The four teachers who traveled to India were split up into three schools, each of different socioeconomic backgrounds and taught a specific dance. At the end of the two weeks, students came together to perform what they learned.
“We wanted to teach the feeling of dance rather than just the steps,” Miranda ten Broeke, a fourth-year education studies major at The New School, said.
Ten Broeke dances with Vanaver Caravan and traveled to India, primarily teaching different cultural dances to children ages 6 to 16 at three different schools. Her students at one tribal school didn’t speak English, but ten Broeke said the language barrier didn’t matter after awhile because they could communicate through dancing.
Lopez said she experienced the same challenge.
“They didn’t really speak English in some schools we taught at,” Lopez said. “But we came to learn that when you’re teaching movement, that is the language.”
RJ Partington III, a freelance photographer, followed the group around India and documented their trip. Having someone to capture the moments, Lopez said, was incredible.
The company reflected upon their trip and showed the New Paltz community photos taken in India at Slash Root on Sunday, April 29 in hopes that it would spark an interest in their efforts among the community, Lopez said.
“We want to inspire people to travel,” Partington said. “These little quirks, it’s so hard to communicate those things.

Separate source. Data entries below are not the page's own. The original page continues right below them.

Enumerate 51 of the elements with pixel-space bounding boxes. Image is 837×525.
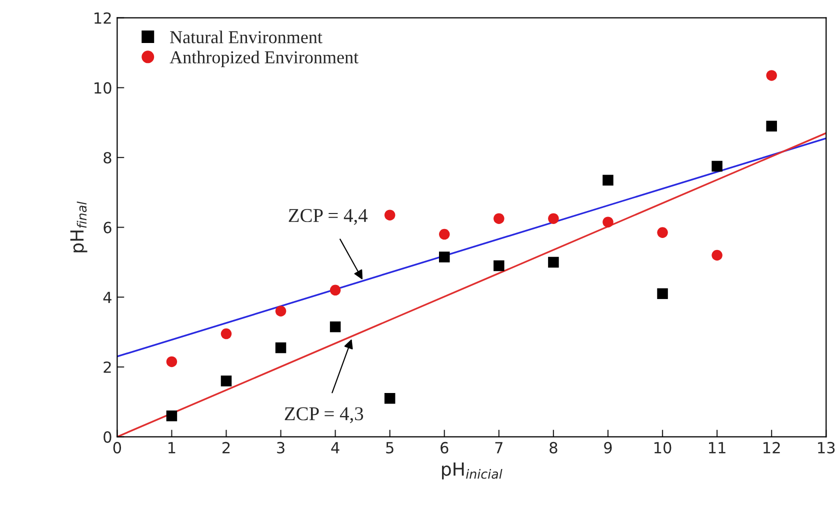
y-tick-label: 4 (103, 292, 112, 303)
x-tick-label: 0 (113, 442, 122, 454)
point (712, 160, 722, 172)
point (657, 288, 668, 300)
x-axis-title: pH$_{inicial}$ (442, 462, 502, 480)
y-tick-label: 10 (94, 82, 112, 94)
legend-label: Natural Environment (170, 30, 322, 44)
point (275, 306, 286, 316)
y-tick-label: 6 (104, 222, 112, 234)
x-tick-label: 10 (654, 442, 672, 454)
point (384, 393, 396, 404)
point (220, 376, 232, 386)
point (166, 356, 178, 368)
x-tick-label: 8 (550, 442, 558, 454)
point (330, 321, 341, 332)
point (439, 252, 450, 262)
point (766, 120, 777, 132)
point (494, 213, 504, 224)
x-tick-label: 9 (604, 442, 612, 454)
x-tick-label: 6 (440, 442, 448, 454)
x-tick-label: 1 (168, 442, 176, 454)
point (166, 410, 178, 422)
x-tick-label: 12 (764, 442, 780, 454)
point (657, 227, 668, 238)
point (766, 70, 777, 81)
point (494, 260, 504, 272)
point (548, 256, 559, 268)
legend-label: Anthropized Environment (170, 50, 358, 68)
point (602, 174, 614, 186)
x-tick-label: 7 (495, 442, 502, 454)
point (220, 328, 232, 340)
y-tick-label: 2 (104, 361, 111, 373)
point (602, 216, 614, 228)
point (330, 284, 341, 296)
y-axis-title: pH$_{final}$ (70, 201, 88, 252)
point (384, 210, 396, 220)
point (712, 250, 722, 261)
x-tick-label: 13 (818, 442, 835, 454)
y-tick-label: 8 (104, 152, 112, 164)
annotation: ZCP = 4,3 (284, 407, 364, 424)
x-tick-label: 4 (331, 442, 340, 454)
x-tick-label: 11 (709, 442, 726, 454)
x-tick-label: 2 (222, 442, 230, 454)
point (439, 228, 450, 240)
x-tick-label: 5 (386, 442, 394, 454)
x-tick-label: 3 (277, 442, 284, 454)
y-tick-label: 12 (94, 12, 111, 24)
point (548, 213, 559, 224)
point (275, 342, 286, 354)
annotation: ZCP = 4,4 (288, 208, 368, 225)
y-tick-label: 0 (104, 431, 112, 443)
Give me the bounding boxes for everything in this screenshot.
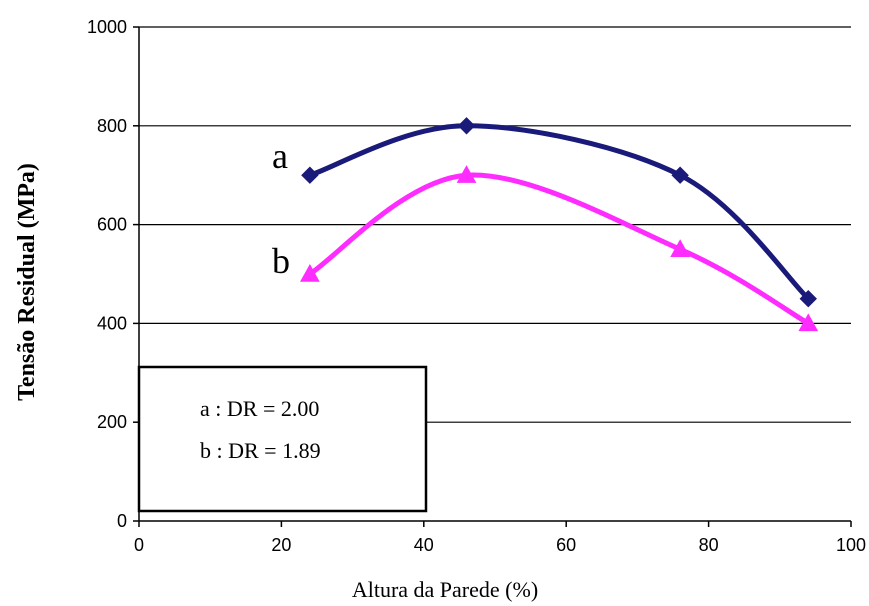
- y-tick-label: 1000: [87, 17, 127, 37]
- legend-entry-b: b : DR = 1.89: [200, 438, 321, 463]
- x-tick-label: 100: [836, 535, 866, 555]
- point-a: [301, 166, 319, 184]
- y-tick-label: 600: [97, 215, 127, 235]
- point-b: [798, 313, 819, 332]
- y-tick-label: 0: [117, 511, 127, 531]
- series-layer: [300, 117, 819, 332]
- y-axis-title: Tensão Residual (MPa): [14, 163, 40, 401]
- x-tick-label: 60: [556, 535, 576, 555]
- series-b: [300, 165, 819, 332]
- series-a: [301, 117, 817, 308]
- series-label-b: b: [272, 241, 290, 281]
- y-tick-label: 400: [97, 313, 127, 333]
- x-tick-label: 0: [134, 535, 144, 555]
- x-tick-label: 40: [414, 535, 434, 555]
- series-label-a: a: [272, 136, 288, 176]
- point-a: [671, 166, 689, 184]
- point-b: [456, 165, 477, 183]
- point-b: [670, 239, 690, 257]
- x-tick-label: 80: [699, 535, 719, 555]
- series-line-a: [307, 123, 811, 302]
- point-b: [300, 263, 320, 282]
- axes: 0 200 400 600 800 1000 0 20 40 60 80 100: [87, 17, 866, 555]
- series-line-b: [307, 172, 811, 326]
- x-axis-title: Altura da Parede (%): [352, 577, 538, 602]
- point-a: [799, 289, 817, 308]
- y-tick-label: 200: [97, 412, 127, 432]
- grid: [139, 26, 851, 423]
- legend: a : DR = 2.00 b : DR = 1.89: [137, 365, 428, 513]
- x-tick-label: 20: [271, 535, 291, 555]
- legend-box: [137, 365, 428, 513]
- legend-entry-a: a : DR = 2.00: [200, 396, 319, 421]
- y-tick-label: 800: [97, 116, 127, 136]
- point-a: [457, 117, 476, 135]
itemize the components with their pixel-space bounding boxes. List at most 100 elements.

We hope that people are inspired to put themselves in a place that’s outside their comfort zone.”
The company’s plans are set to move forward within the coming months if grants and financial support allow. They hope to spread their message even further with a second, lengthier trip to India.
“We wanted the kids to have a general sense of respect,” Broeke said. “We taught with so much love and feeling, and we hope students came out of this knowing that there are different ways to learn.”